Origami is an art form in its own right which has always drawn a great many enthusiasts. It is an ancient technique, still widespread today, based on folding paper to obtain forms and objects that may even be extremely complicated.
According to many experts, the history of origami began at the same time as the invention of paper, in China around the year 105 AD, because this material had the advantage of being easy to fold, without tearing, and keeping its fold, whereas this art began to spread in Japan from around 610 AD.
Origami was made exclusively with techniques of folding paper, which was never cut or glued in any way. For this reason the paper used for origami comes in square formats, with sides varying in size from 12 to 20 centimetres, because only the square shape allows the folds to match perfectly.
To make perfect origami it is important to use smooth paper that is light and resistant, does not crumple easily and is not too fragile.
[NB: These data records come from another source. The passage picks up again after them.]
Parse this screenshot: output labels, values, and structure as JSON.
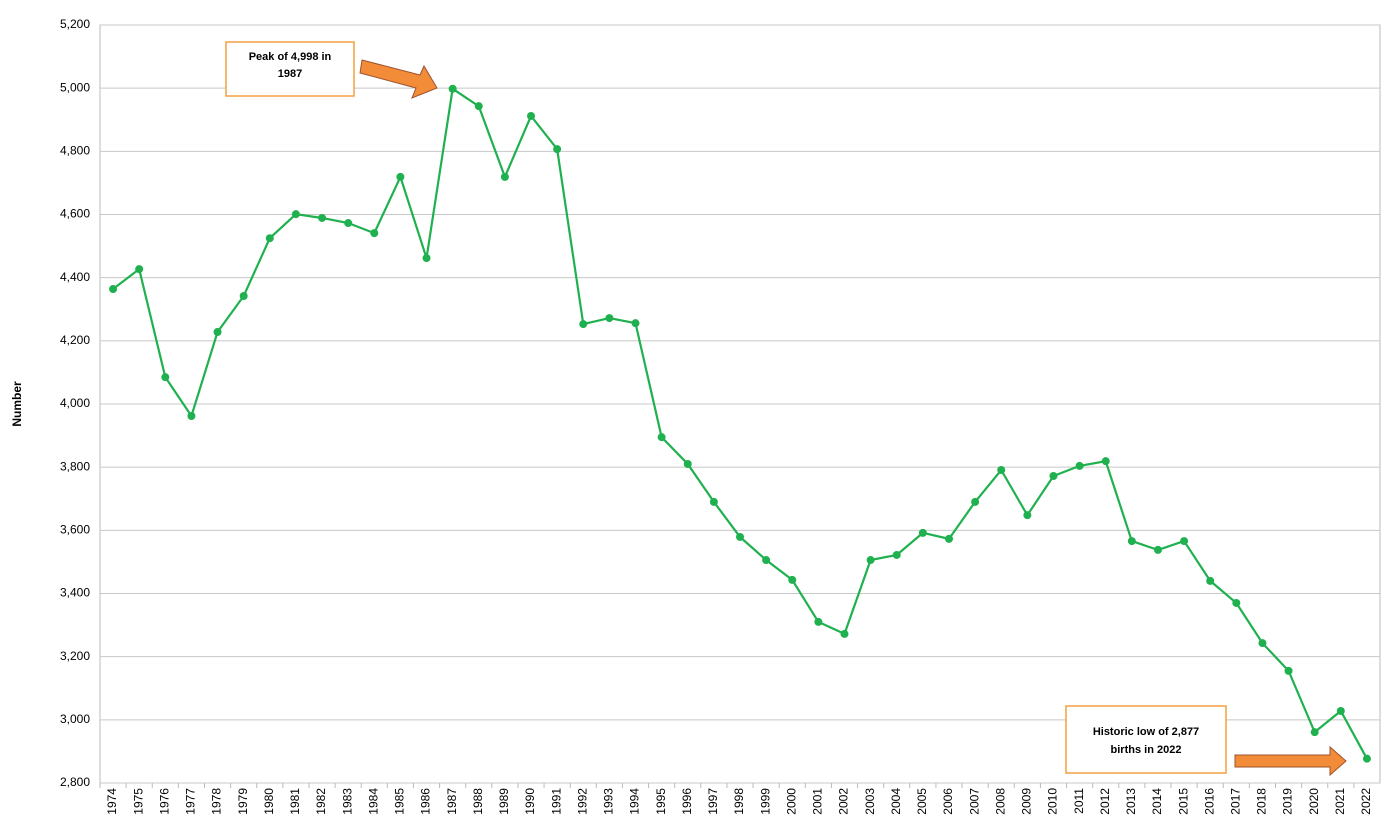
{
  "chart_data": {
    "type": "line",
    "y_label": "Number",
    "categories": [
      "1974",
      "1975",
      "1976",
      "1977",
      "1978",
      "1979",
      "1980",
      "1981",
      "1982",
      "1983",
      "1984",
      "1985",
      "1986",
      "1987",
      "1988",
      "1989",
      "1990",
      "1991",
      "1992",
      "1993",
      "1994",
      "1995",
      "1996",
      "1997",
      "1998",
      "1999",
      "2000",
      "2001",
      "2002",
      "2003",
      "2004",
      "2005",
      "2006",
      "2007",
      "2008",
      "2009",
      "2010",
      "2011",
      "2012",
      "2013",
      "2014",
      "2015",
      "2016",
      "2017",
      "2018",
      "2019",
      "2020",
      "2021",
      "2022"
    ],
    "series": [
      {
        "color": "#1fb14f",
        "values": [
          4364,
          4427,
          4085,
          3962,
          4228,
          4342,
          4525,
          4601,
          4589,
          4573,
          4541,
          4719,
          4462,
          4998,
          4943,
          4719,
          4912,
          4807,
          4253,
          4272,
          4256,
          3895,
          3810,
          3690,
          3579,
          3506,
          3443,
          3310,
          3272,
          3506,
          3522,
          3592,
          3573,
          3690,
          3791,
          3648,
          3772,
          3804,
          3819,
          3566,
          3538,
          3566,
          3440,
          3370,
          3243,
          3155,
          2961,
          3028,
          2877
        ]
      }
    ],
    "ylim": [
      2800,
      5200
    ],
    "yticks": [
      {
        "value": 2800,
        "label": "2,800"
      },
      {
        "value": 3000,
        "label": "3,000"
      },
      {
        "value": 3200,
        "label": "3,200"
      },
      {
        "value": 3400,
        "label": "3,400"
      },
      {
        "value": 3600,
        "label": "3,600"
      },
      {
        "value": 3800,
        "label": "3,800"
      },
      {
        "value": 4000,
        "label": "4,000"
      },
      {
        "value": 4200,
        "label": "4,200"
      },
      {
        "value": 4400,
        "label": "4,400"
      },
      {
        "value": 4600,
        "label": "4,600"
      },
      {
        "value": 4800,
        "label": "4,800"
      },
      {
        "value": 5000,
        "label": "5,000"
      },
      {
        "value": 5200,
        "label": "5,200"
      }
    ],
    "grid": true,
    "annotations": [
      {
        "lines": [
          "Peak of 4,998 in",
          "1987"
        ]
      },
      {
        "lines": [
          "Historic low of 2,877",
          "births in 2022"
        ]
      }
    ]
  }
}
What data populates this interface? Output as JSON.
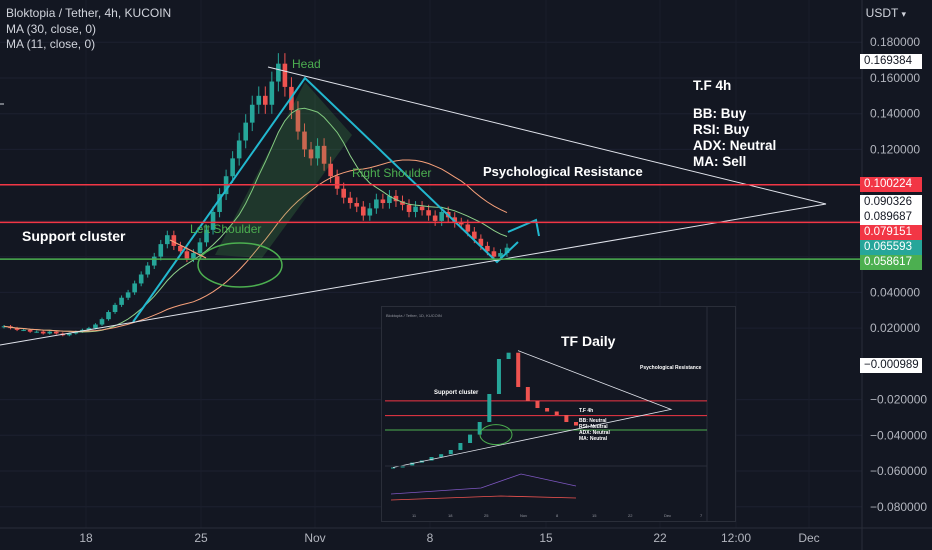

For beginners, for example, wrapping paper, photocopy paper or even ordinary exercise book paper will be perfect. As they gain more experience, they can start to use finer and more sophisticated materials, such as paper with a silky finish or transparent paper.
Most of the origami enthusiasts in Italy are members of Centro Diffusione Origami cwhich, since 1978, has spread the knowledge and practice of this art, seeing it as a highly effective educational tool for developing an aesthetic sense, precision and manual skill. Among these keen origami artists, the particularly distinguished Paola Baggio has discovered the merits of Cartapaglia Arbos for her surprising creations. Among the best known are some models of Japanese boxes made only by folding, that is without using scissors or glue.